In 1994, Mulera and her family, consisting of her two brothers, five sisters, and father, fled Rwanda at the outbreak of the Rwandan Genocide. In 2000, they found shelter in a central Malawi refugee camp. They lived in a small, temporary mud and plastic house. Food was delivered once a month to the camp, and they were able to leave the camp to earn a primary and secondary school education. Mulera’s elder siblings were one-by-one accepted into the WUSC program, studying in Sudbury and Toronto, Ontario, as well as in Nova Scotia. Upon arriving at Pearson International Airport, Mulera had a happy reunion with her brother in Toronto. Her sisters, studying at Laurentian University and in Nova Scotia, have made the trek to visit Mulera during her first week in Canada and at Algoma U. This is the first time the Mulera siblings have had a reunion since they left their refugee camp. Mulera is eager to begin her life in Canada and have a chance to achieve her dreams.
“We are pleased to welcome Blandine to Algoma University and to Canada. It is important that Algoma University is able to offer assistance to refugees like Blandine and provide them with a safe and stable community living environment, quality education, and a bright future for themselves and their families,” said Algoma University President and Vice-Chancellor Dr. Craig Chamberlin. “We are even more pleased that we have been able to unite Blandine with her siblings.”
WUSC is a leading Canadian non-profit organization in international development, committed to building a more equitable and sustainable world. Through WUSC’s Student Refugee Program (SRP), WUSC has been supporting recently graduated secondary school students living in refugee camps for over 35 years. Over 1,500 refugees have resettled in Canada, becoming Canadian citizens, and have attended Canadian post-secondary institutions. This is the only program of its kind in the world. Many SRP students have secured meaningful careers, bringing about positive change within governmental institutions and within the United Nations, while others have formed their own non-governmental organizations.

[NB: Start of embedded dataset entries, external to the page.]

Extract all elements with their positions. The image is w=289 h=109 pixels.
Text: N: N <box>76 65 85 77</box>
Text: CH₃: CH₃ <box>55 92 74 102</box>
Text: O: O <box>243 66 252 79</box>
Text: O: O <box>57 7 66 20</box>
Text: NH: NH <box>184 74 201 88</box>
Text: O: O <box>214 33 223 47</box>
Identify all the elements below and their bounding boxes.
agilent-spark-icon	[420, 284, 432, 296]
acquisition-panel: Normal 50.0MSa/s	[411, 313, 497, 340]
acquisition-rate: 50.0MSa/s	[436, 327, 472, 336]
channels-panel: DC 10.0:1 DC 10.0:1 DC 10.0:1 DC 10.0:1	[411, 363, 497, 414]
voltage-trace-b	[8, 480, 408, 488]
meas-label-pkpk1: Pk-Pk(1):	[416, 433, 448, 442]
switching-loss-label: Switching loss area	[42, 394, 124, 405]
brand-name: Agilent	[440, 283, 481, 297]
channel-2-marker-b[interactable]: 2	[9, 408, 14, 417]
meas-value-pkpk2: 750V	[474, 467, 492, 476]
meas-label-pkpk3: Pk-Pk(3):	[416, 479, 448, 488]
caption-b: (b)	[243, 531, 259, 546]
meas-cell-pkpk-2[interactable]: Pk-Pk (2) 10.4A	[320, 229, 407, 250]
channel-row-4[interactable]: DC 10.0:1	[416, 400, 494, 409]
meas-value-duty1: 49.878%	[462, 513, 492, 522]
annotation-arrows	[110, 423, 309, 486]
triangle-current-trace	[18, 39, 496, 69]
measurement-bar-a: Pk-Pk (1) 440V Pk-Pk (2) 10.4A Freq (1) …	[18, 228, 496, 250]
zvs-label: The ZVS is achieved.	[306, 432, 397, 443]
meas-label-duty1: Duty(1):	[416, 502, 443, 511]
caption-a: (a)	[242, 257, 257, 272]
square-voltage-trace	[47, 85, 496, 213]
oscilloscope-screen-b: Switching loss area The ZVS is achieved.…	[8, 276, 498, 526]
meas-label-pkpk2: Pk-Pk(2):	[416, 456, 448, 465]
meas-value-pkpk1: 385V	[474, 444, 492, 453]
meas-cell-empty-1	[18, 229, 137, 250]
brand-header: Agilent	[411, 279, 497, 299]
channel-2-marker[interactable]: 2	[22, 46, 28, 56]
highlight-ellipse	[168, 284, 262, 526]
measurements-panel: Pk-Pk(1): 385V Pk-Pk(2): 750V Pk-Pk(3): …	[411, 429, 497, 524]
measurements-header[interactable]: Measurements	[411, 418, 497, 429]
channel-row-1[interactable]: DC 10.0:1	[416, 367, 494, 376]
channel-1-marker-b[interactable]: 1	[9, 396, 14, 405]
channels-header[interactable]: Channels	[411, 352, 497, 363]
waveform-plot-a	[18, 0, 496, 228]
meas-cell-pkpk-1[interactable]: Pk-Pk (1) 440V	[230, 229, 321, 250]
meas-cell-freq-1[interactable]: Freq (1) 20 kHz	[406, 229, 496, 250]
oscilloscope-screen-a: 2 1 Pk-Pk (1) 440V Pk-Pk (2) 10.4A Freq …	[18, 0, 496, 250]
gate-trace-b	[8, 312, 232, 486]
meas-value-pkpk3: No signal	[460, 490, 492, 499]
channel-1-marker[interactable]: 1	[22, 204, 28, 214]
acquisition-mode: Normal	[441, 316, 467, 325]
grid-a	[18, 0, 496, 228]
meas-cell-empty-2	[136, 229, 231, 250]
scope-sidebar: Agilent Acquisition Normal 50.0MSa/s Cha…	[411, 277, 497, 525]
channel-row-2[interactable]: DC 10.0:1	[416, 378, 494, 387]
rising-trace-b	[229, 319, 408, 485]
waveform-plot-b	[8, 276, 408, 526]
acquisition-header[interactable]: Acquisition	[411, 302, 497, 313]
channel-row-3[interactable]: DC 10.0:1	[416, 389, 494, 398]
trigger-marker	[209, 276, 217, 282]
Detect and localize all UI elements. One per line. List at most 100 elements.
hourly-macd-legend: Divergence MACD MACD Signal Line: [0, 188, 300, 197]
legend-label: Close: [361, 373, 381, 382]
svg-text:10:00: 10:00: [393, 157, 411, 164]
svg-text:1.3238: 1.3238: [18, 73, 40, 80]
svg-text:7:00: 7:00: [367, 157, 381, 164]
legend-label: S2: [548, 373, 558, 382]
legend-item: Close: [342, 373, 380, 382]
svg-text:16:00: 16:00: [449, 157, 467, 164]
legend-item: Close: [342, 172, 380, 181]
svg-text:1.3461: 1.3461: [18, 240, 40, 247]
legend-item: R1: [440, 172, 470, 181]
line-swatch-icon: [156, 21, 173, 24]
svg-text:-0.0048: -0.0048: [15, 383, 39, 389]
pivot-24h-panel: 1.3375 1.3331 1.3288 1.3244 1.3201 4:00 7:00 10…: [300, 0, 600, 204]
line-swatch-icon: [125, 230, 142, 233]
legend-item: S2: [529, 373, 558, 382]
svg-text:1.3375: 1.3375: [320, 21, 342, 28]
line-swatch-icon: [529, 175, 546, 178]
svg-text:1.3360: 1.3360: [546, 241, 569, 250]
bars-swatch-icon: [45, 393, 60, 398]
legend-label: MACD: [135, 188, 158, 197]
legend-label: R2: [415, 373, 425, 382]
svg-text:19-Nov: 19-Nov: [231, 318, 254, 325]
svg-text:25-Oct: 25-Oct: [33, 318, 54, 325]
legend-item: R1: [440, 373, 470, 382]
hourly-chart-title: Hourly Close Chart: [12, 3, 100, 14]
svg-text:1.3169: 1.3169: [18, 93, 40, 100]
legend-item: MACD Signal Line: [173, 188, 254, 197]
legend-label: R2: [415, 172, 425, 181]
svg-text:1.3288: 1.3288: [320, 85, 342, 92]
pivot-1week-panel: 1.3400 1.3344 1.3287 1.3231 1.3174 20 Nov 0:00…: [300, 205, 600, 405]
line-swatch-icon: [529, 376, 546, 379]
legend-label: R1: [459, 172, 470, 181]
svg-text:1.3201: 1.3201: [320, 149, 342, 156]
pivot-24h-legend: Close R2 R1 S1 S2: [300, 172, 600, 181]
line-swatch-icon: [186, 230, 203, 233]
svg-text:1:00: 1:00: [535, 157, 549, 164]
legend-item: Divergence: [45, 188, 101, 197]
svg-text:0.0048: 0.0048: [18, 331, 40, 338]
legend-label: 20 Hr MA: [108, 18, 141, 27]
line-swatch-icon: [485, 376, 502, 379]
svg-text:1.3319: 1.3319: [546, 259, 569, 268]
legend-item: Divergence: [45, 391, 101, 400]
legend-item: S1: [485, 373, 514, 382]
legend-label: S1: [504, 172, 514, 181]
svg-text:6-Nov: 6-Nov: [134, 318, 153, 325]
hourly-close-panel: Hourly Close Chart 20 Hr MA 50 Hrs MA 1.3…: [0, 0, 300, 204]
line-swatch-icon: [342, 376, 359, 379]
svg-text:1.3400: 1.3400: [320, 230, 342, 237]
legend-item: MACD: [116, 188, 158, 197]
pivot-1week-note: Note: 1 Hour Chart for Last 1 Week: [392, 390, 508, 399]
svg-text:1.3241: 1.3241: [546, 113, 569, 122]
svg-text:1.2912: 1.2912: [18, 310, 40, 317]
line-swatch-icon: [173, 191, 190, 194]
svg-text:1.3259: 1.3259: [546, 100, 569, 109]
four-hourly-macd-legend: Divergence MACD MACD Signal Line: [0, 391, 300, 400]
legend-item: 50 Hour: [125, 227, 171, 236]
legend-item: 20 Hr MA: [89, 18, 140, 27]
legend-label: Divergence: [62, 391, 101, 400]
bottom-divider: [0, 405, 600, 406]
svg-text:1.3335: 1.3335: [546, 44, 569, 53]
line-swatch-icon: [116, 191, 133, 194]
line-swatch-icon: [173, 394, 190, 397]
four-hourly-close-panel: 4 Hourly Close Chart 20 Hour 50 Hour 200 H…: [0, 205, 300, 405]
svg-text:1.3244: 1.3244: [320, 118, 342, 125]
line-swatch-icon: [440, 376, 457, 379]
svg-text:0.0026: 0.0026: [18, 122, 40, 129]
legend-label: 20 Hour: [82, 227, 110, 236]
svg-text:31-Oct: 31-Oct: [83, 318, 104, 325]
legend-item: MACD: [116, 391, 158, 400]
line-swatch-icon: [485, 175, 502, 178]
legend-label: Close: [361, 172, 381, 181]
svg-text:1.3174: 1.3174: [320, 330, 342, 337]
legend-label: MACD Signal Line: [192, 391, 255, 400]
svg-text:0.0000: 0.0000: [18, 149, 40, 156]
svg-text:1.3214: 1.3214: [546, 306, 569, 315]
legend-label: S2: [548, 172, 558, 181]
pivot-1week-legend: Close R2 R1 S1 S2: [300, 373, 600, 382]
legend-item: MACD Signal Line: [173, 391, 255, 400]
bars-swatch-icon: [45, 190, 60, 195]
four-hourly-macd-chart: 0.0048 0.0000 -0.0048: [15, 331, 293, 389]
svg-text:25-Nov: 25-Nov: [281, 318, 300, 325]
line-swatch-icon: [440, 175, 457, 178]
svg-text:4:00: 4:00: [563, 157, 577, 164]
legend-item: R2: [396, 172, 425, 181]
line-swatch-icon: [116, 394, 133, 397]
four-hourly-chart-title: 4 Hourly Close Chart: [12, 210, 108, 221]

Algoma U has been supporting WUSC and the SRP program for over 10 years, allowing over 10 refugee students to earn a university degree who otherwise may not have had the opportunity. Algoma U’s WUSC SRP students have come from Syria, the Sudan, Somalia, Burundi, Myanmar, among other countries. Mulera is the second WUSC student to arrive at Algoma U in 2016.
On campus, over 27 percent of the student body is comprised of international students. These students, coupled with the Algoma U WUSC Committee, will help Mulera adjust and transition to living in Canada, studying abroad, and attending university.
All WUSC SRP students must go through an intense screening process and meet specific academic regulations before being admitted into the SRP program.